O índice de referência S&P 500 brevemente caiu em um mercado de urso na sexta-feira passada – em um ponto abaixo de 20% em relação ao seu pico em janeiro – e continua a pairar perto desse território, à medida que a inflação crescente e as taxas crescentes levam a temores de recessão.

O último mercado em baixa foi em março de 2020, quando os bloqueios da pandemia de coronavírus levaram a economia dos EUA a uma recessão, mas essa desaceleração foi estranhamente breve em comparação com outras no passado (o mercado em baixa entre 2007 e 2009 durou 546 dias).

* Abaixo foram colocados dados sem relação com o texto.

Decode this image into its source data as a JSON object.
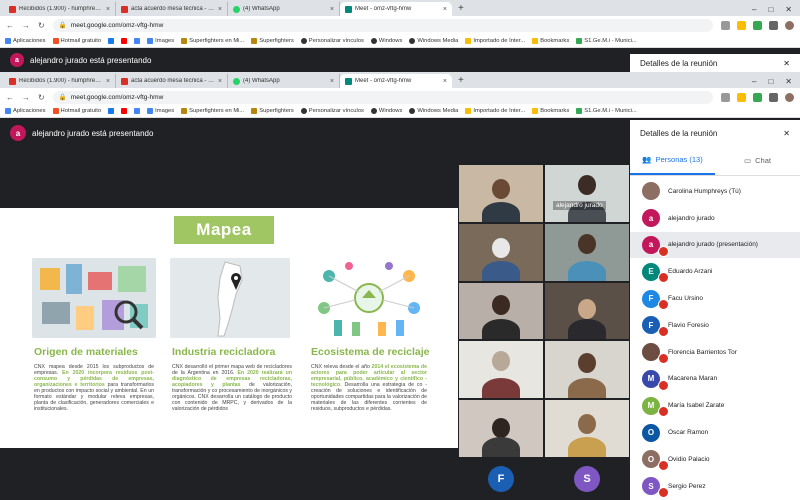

“Não há dois mercados em baixa exatamente iguais”, observa o Bespoke Investment Group, apontando que 8 dos 14 mercados em baixa anteriores desde a Segunda Guerra Mundial precederam recessões, enquanto os outros 6 não.

Quando o S&P 500 atinge o limite de 20%, as ações normalmente caem mais 12% e o índice leva em média 95 dias para atingir o fim de um mercado em baixa, de acordo com dados da Bespoke.

Em mais da metade dos 14 mercados em baixa desde 1945, o S&P 500 atingiu um ponto baixo dois meses depois de cair inicialmente abaixo do limite de 20% – e os retornos futuros foram amplamente positivos, aponta Bespoke, com o índice subindo uma média de 7 % e quase 18%, respectivamente, em períodos de 6 e 12 meses.

Se a economia dos EUA puder evitar cair em recessão, as ações estarão em uma posição melhor daqui para frente: os mercados em baixa que ocorrem antes de uma recessão são mais prolongados (durando 449 dias em comparação com 198 dias sem recessão) com perdas mais acentuadas (uma média queda de 35% em comparação com 28%), de acordo com a Bespoke.

Fundo da chave

Já se passaram várias décadas desde que o mercado de ações teve uma série tão longa de perdas pesadas. O Dow Jones Industrial Average postou recentemente sua oitava semana de queda – sua maior sequência de derrotas desde a época da Grande Depressão em 1932, enquanto o S&P 500 e o Nasdaq Composite, pesado em tecnologia, caíram por sete semanas consecutivas, suas maiores sequências de perdas desde o crash das pontocom em 2001.

Fato Surpreendente

As últimas quatro vezes que o Nasdaq registrou uma sequência de perdas semanais de 1% ou mais foi em 1973, 1980, 1990 e 2001, segundo dados da Bespoke. Em todos os casos, essas sequências ocorreram “logo antes ou muito cedo em uma recessão”.

O que observar

O S&P 500 só registrou uma série de perdas de sete semanas ou mais três vezes – em 1970, 1980 e 2001, de acordo com o chefe de pesquisa de investimentos da Nationwide, Mark Hackett. “Infelizmente, o índice foi negativo nos próximos 12 meses de cada vez”, diz ele. O índice pode afundar em entre 11% e 24% se a economia entrar em recessão no futuro próximo, as principais empresas de Wall Street alertaram.

Citação crucial

“Inflação persistente, outro erro de política do Fed e temores de recessão enervaram os investidores”, com o S&P 500 caindo brevemente em território de baixa, diz Edward Moya, analista sênior de mercado da Oanda. A venda generalizada provavelmente “só acelerará”, já que os investidores permanecerão cautelosos até que o Fed “começa a mostrar sinais de que estão preocupados com as condições financeiras e que podem parar de apertar de forma tão agressiva”.

Leitura adicional:

S&P 500 mergulha brevemente no mercado em baixa, com ações caem pela sétima semana consecutiva (Forbes)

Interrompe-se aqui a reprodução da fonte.